Ein anderer Teil versuchte zu erkennen, wo Hilfe gefordert war und wo schnell etwas
getan werden musste. Genau wie alle anderen jedoch war Niklas von nackter Panik
gepackt und fühlte sich hilflos den Elementen preisgegeben. Ein fallender Stein
streifte ihn und einmal musste er in letzter Sekunde einem fallenden, brennenden
Holzbalken ausweichen.

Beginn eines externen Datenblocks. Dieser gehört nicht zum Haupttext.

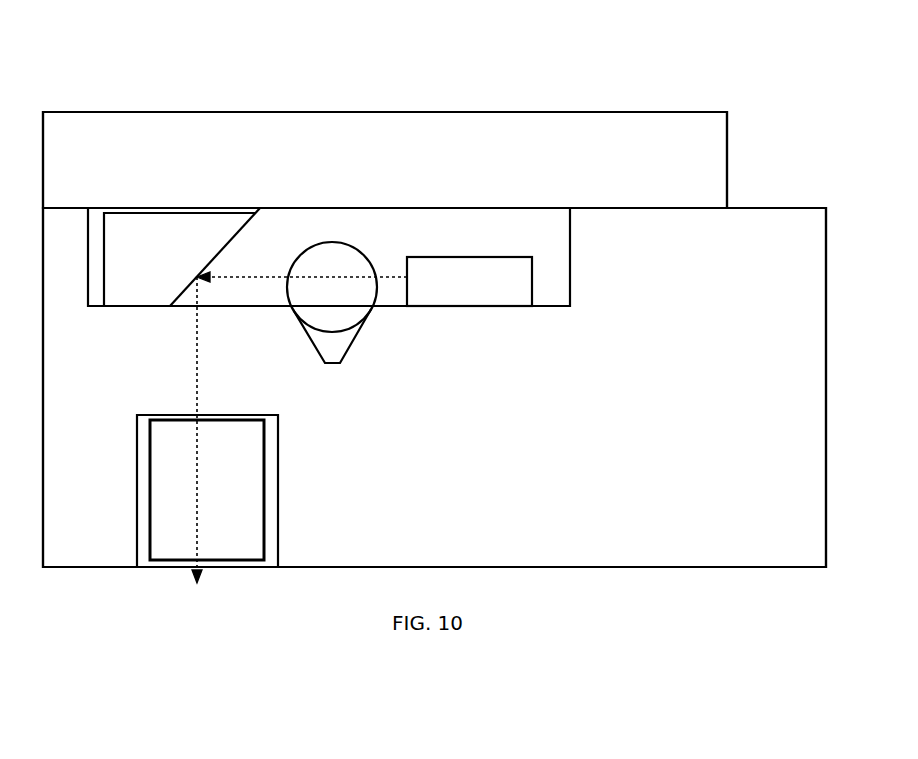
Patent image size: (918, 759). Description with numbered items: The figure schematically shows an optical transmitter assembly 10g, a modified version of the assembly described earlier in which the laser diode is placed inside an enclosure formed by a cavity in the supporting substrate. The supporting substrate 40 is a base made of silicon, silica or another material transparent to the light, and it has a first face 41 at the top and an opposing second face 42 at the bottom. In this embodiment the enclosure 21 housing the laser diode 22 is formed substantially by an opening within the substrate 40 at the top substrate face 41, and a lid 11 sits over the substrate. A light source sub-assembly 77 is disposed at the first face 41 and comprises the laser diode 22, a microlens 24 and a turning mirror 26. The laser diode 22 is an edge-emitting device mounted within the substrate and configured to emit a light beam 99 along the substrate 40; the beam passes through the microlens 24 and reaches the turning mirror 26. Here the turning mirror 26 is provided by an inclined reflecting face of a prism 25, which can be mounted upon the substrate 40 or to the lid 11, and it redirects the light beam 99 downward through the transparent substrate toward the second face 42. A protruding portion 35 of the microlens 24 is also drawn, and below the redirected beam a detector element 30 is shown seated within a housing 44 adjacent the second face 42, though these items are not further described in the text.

The optical transmitter assembly 10g is at (270, 80).
The lid 11 is at (140, 156).
The enclosure 21 is at (462, 208).
The laser diode 22 is at (475, 293).
The microlens 24 is at (333, 242).
The prism 25 is at (185, 248).
The turning mirror 26 is at (240, 228).
The detector 30 is at (150, 456).
The lens protrusion 35 is at (353, 338).
The supporting substrate 40 is at (705, 326).
The first face 41 is at (630, 208).
The second face 42 is at (653, 567).
The detector housing 44 is at (278, 493).
The light source sub-assembly 77 is at (330, 220).
The light beam 99 is at (385, 277).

Bis auf ein paar blutige Kratzer blieb er trotzdem unverletzt.
    Das war
die Ausnahme. Überall lagen Menschen im Gras, manche weinten, andere bluteten aus
hässlichen Wunden und bei einigen war schon zu sehen, dass jede Hilfe zu spät kam.
    Das Hospiz,
in dem die auswärtigen Gäste untergebracht waren, neigte sich zur Seite und machte
Anstalten, in sich zusammenzufallen. Ein paar der Gäste entkamen in letzter Sekunde.
Schließlich kippte es einfach um, der Sturz wurde jedoch gestoppt durch die stabile
Wand des Refektoriums. Auch aus diesem Gebäude kamen schreiende Menschen herausgelaufen.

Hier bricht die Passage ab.